President Obama must know this, but Russia is the third largest oil producer and the second largest natural gas producer in the world. With war raging on several fronts in the Middle East, this isn’t the time to be entirely dependent on oil producing nations in the Middle East that have their own civil unrest to cope with. In addition, if the Europeans make good on their intentions to impose sanctions on Russia for its behavior in the Ukraine and the downing of a Malaysian airplane, Putin may retaliate by cutting off natural gas to Europe.
So the Americans shrug their shoulders and say “big deal.” It is a big deal for American companies that trade in Europe. A strong dollar might be fantastic if you are American taking a trip to Venice, but a strong dollar can be a disaster for companies that do business in Europe. Added to that, the trend of tax inversion as more companies place their headquarters in tax havens like Ireland might create a stronger tie between the economy of Europe and that of America.
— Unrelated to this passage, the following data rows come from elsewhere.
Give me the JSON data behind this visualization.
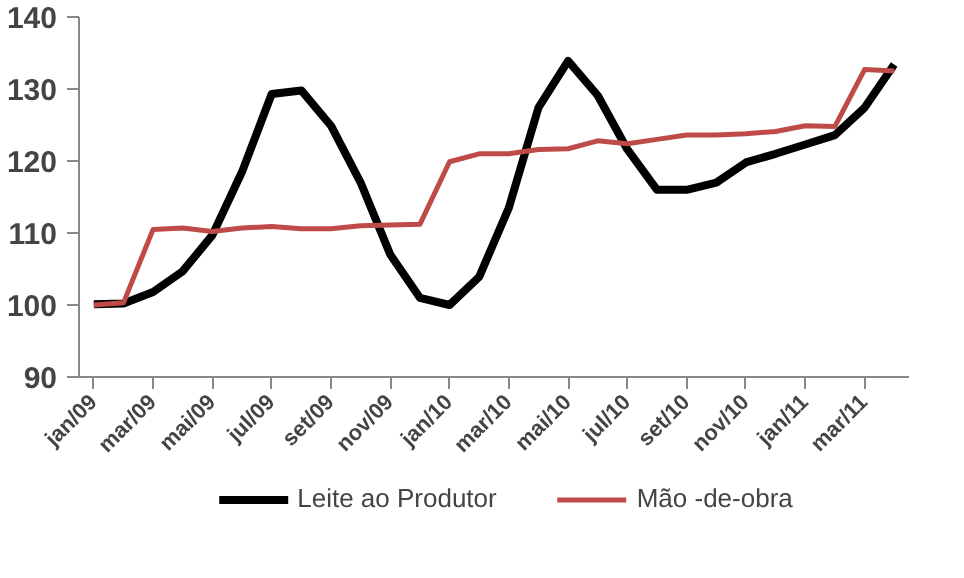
{
  "chart_data": {
    "type": "line",
    "categories": [
      "jan/09",
      null,
      "mar/09",
      null,
      "mai/09",
      null,
      "jul/09",
      null,
      "set/09",
      null,
      "nov/09",
      null,
      "jan/10",
      null,
      "mar/10",
      null,
      "mai/10",
      null,
      "jul/10",
      null,
      "set/10",
      null,
      "nov/10",
      null,
      "jan/11",
      null,
      "mar/11",
      null
    ],
    "ylim": [
      90,
      140
    ],
    "yticks": [
      90,
      100,
      110,
      120,
      130,
      140
    ],
    "grid": false,
    "legend": "bottom",
    "marker": "none",
    "series": [
      {
        "name": "Leite ao Produtor",
        "color": "#000000",
        "values": [
          100.1,
          100.2,
          101.8,
          104.7,
          109.7,
          118.5,
          129.3,
          129.8,
          124.9,
          117,
          107,
          101,
          100,
          103.9,
          113.5,
          127.4,
          133.9,
          129.1,
          121.6,
          116,
          116,
          117,
          119.8,
          121,
          122.3,
          123.6,
          127.4,
          133.4
        ]
      },
      {
        "name": "Mão -de-obra",
        "color": "#be4b48",
        "values": [
          100,
          100.3,
          110.5,
          110.7,
          110.2,
          110.7,
          110.9,
          110.6,
          110.6,
          111,
          111.1,
          111.2,
          119.9,
          121,
          121,
          121.6,
          121.7,
          122.8,
          122.4,
          123,
          123.6,
          123.6,
          123.8,
          124.1,
          124.9,
          124.8,
          132.7,
          132.5
        ]
      }
    ]
  }
}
These American companies located overseas will have to rely on sky-high natural gas prices and other inflated commodities as the result of sanctions and Russian retaliations, and these expensive raw costs will eat into profits.
In the U.S., natural gas is cheap and abundant, and notoriously difficult to export. There is currently only one major natural gas export channel in the United States, and it will be difficult to come to the aid of our friends and trading partners in Europe should Putin cut off the gas. If we could, it would be great for our own economy and for our reputation in the world, but natural gas export infrastructure wasn’t built in a day.
Obama must know that Russians make things, or at least, drill for things, but see, we are in America, and that doesn’t affect us directly, right? Looking at one item we are certain Obama knows the Russians do make, the layered Russian doll, we can see the doll teaches us that things are not so simple. The dolls of nations are layered, interdependent, and the least obvious relationships are often the most central.